Other Directorships & Interlocks
| Category | Detail |
|---|---|
| Compensation Committee Interlocks | None; no officers of EWTX serving on other boards’ comp committees, and comp committee members (including Dr. Edris) are not current or former officers/employees of EWTX per proxy disclosure. |
| Network ties | Historical OrbiMed affiliation (private equity) and multiple OrbiMed ties at EWTX (e.g., Chair Peter Thompson is an OrbiMed Partner; OrbiMed is a 15.8% holder). Independence determinations and related‑party review processes are disclosed. |
Expertise & Qualifications
- Drug development and BD leadership across rare diseases/oncology; co‑founder perspective at Edgewise.

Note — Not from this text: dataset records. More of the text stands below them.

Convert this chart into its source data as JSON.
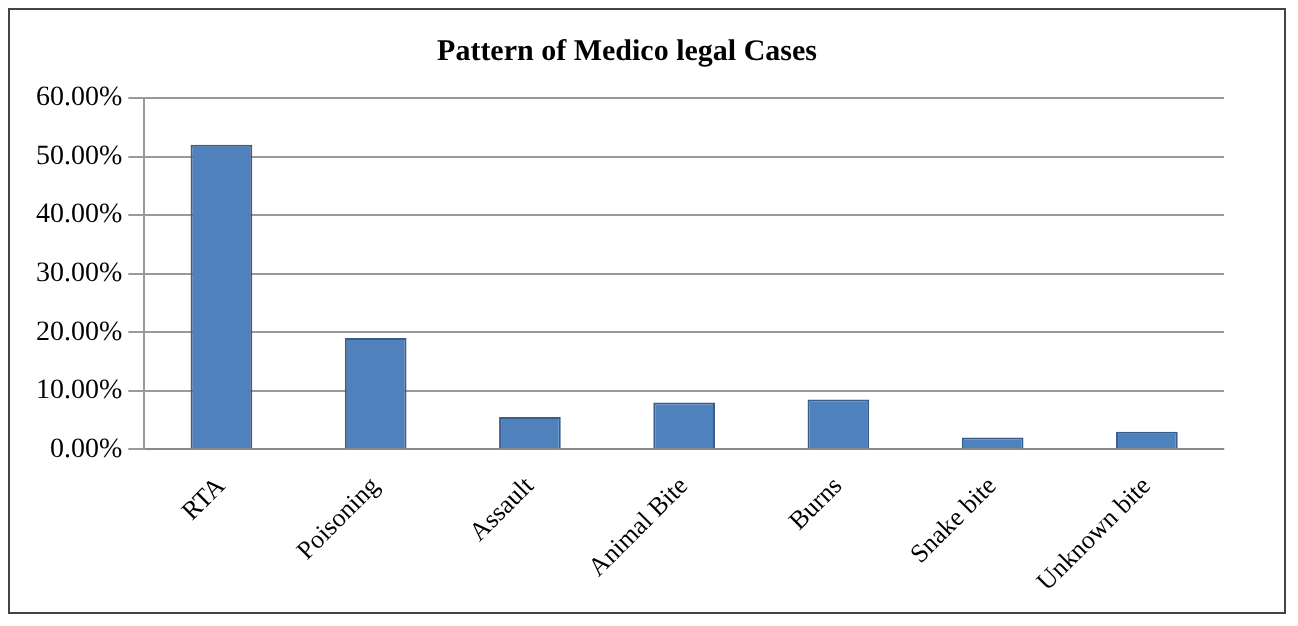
{
  "chart_data": {
    "type": "bar",
    "title": "Pattern of Medico legal Cases",
    "categories": [
      "RTA",
      "Poisoning",
      "Assault",
      "Animal Bite",
      "Burns",
      "Snake bite",
      "Unknown bite"
    ],
    "values": [
      52,
      19,
      5.5,
      8,
      8.5,
      2,
      3
    ],
    "color": "#4f81bd",
    "ylim": [
      0,
      60
    ],
    "yticks": [
      {
        "value": 0,
        "label": "0.00%"
      },
      {
        "value": 10,
        "label": "10.00%"
      },
      {
        "value": 20,
        "label": "20.00%"
      },
      {
        "value": 30,
        "label": "30.00%"
      },
      {
        "value": 40,
        "label": "40.00%"
      },
      {
        "value": 50,
        "label": "50.00%"
      },
      {
        "value": 60,
        "label": "60.00%"
      }
    ],
    "grid": "y",
    "legend": false
  }
}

- Private equity operating experience (OrbiMed) and healthcare consulting (Bain).
- Technical training: microbiology (B.I.S.), biology (M.S.), genetics (Ph.D.), NSF Graduate Research Fellow.
Equity Ownership
| Measure | Amount | Notes |
|---|---|---|
| Total Beneficial Ownership (Mar 31, 2025) | 199,501 shares | “*” <1% of outstanding shares |
| Directly Held Shares | 19,820 | As of Mar 31, 2025 |
| Options Exercisable ≤60 days | 179,681 | As of Mar 31, 2025 |
| Total Outstanding Director Options (Dec 31, 2024) | 200,275 | Aggregate options outstanding (not all exercisable within 60 days) |
| Hedging/Pledging | Prohibited by policy (limited exceptions require approvals) | Alignment safeguard for directors and officers |
Governance Assessment
- Board effectiveness: As Compensation Committee Chair, Dr. Edris oversees executive/director pay philosophy, approves pay and administers equity plans; the committee met twice in 2024—appropriate for a clinical‑stage biotech cadence but worth monitoring as organization scales.

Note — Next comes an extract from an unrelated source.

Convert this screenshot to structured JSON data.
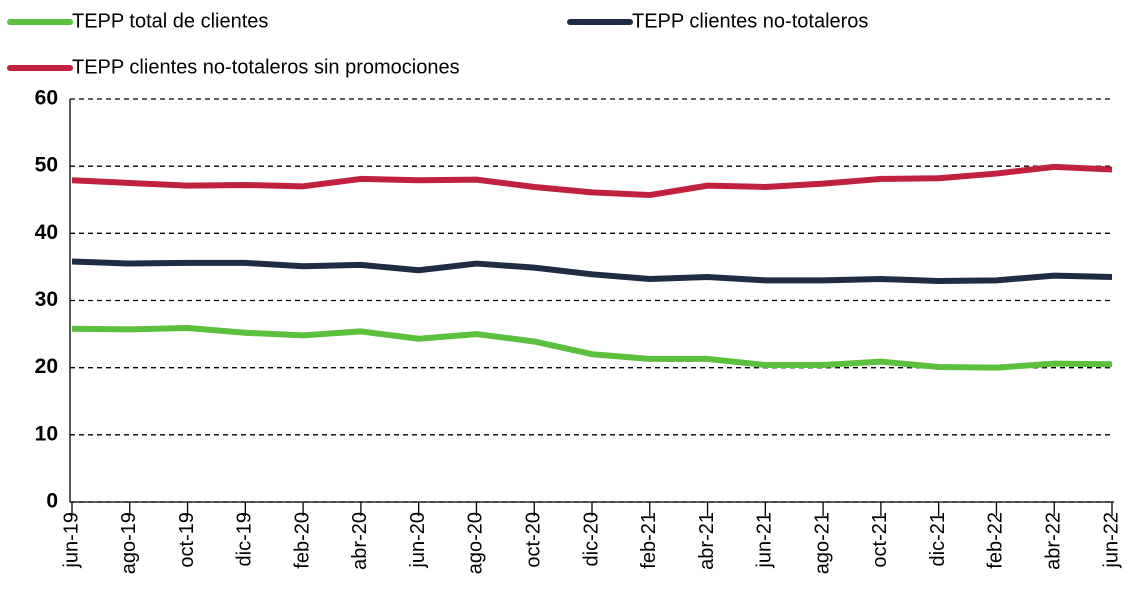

- Independence and conflicts: Although historical OrbiMed ties exist within the board and cap table, the board affirmed Dr. Edris’s independence; related‑party transactions (e.g., shareholder participations in offerings) are overseen by the Audit Committee under a formal policy. No related‑party transactions disclosed involving Dr. Edris personally.
- Compensation alignment: Director cash is modest vs. equity options—equity grants are time‑based (not performance‑based), with single‑trigger change‑in‑control acceleration; this is common in biotech but grants increased materially in 2025, elevating dilution risk and pay sensitivity to share price—monitor grant sizing vs. TSR.

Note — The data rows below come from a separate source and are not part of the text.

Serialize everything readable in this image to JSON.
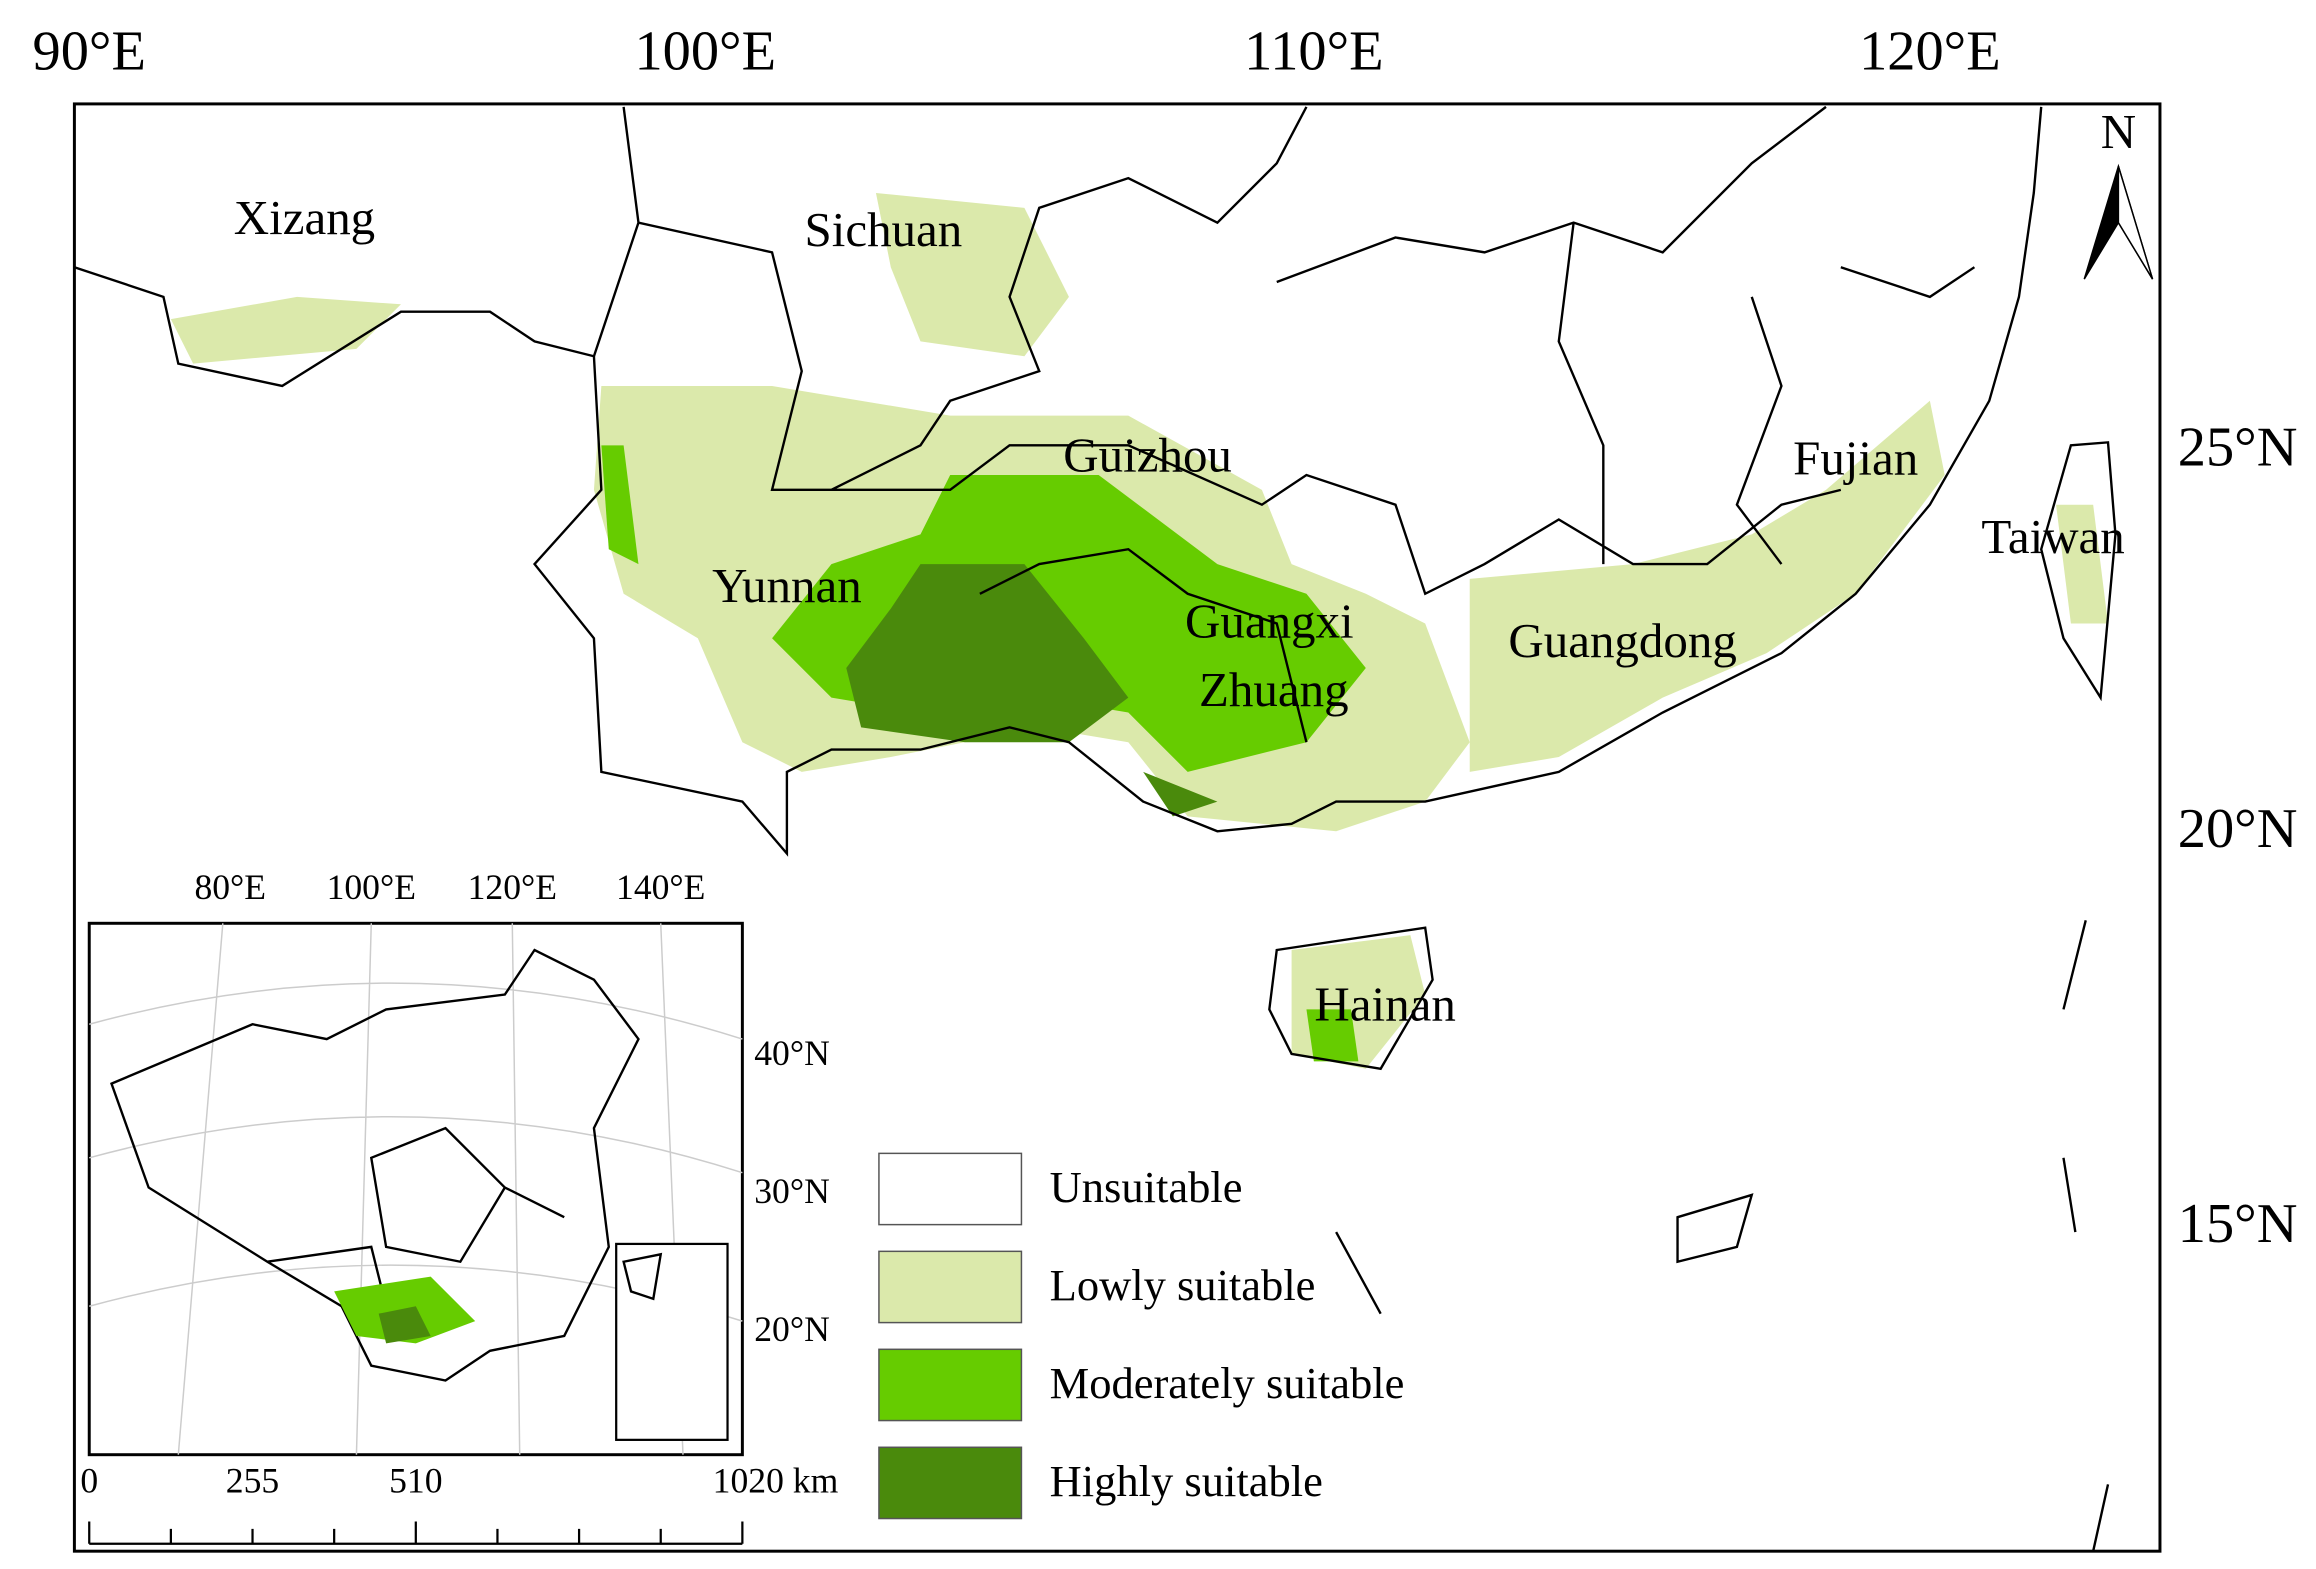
{
  "map": {
    "lon_labels": [
      "90°E",
      "100°E",
      "110°E",
      "120°E"
    ],
    "lat_labels": [
      "25°N",
      "20°N",
      "15°N"
    ],
    "region_labels": [
      "Xizang",
      "Sichuan",
      "Guizhou",
      "Yunnan",
      "Guangxi",
      "Zhuang",
      "Guangdong",
      "Fujian",
      "Taiwan",
      "Hainan"
    ],
    "north": "N",
    "legend": [
      {
        "label": "Unsuitable",
        "color": "#ffffff"
      },
      {
        "label": "Lowly suitable",
        "color": "#dbe9ab"
      },
      {
        "label": "Moderately suitable",
        "color": "#66cc00"
      },
      {
        "label": "Highly suitable",
        "color": "#4a8a0c"
      }
    ],
    "inset": {
      "lon_labels": [
        "80°E",
        "100°E",
        "120°E",
        "140°E"
      ],
      "lat_labels": [
        "40°N",
        "30°N",
        "20°N"
      ]
    },
    "scale_bar": [
      "0",
      "255",
      "510",
      "1020 km"
    ]
  }
}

- Engagement: ≥75% attendance and regular independent director executive sessions support oversight quality; formal clawback and insider trading policies strengthen investor protections.
RED FLAGS to monitor
- Single‑trigger equity acceleration for directors at change‑in‑control can misalign incentives in sale scenarios; consider investor pushback if grant sizes continue rising.
- OrbiMed’s significant ownership and multiple ties at board level necessitate continued robust independence and related‑party oversight (currently disclosed and in place).
Signals supporting investor confidence
- Independence affirmation; formal related‑party review policy; prohibition on hedging/pledging; clawback adoption; consistent attendance.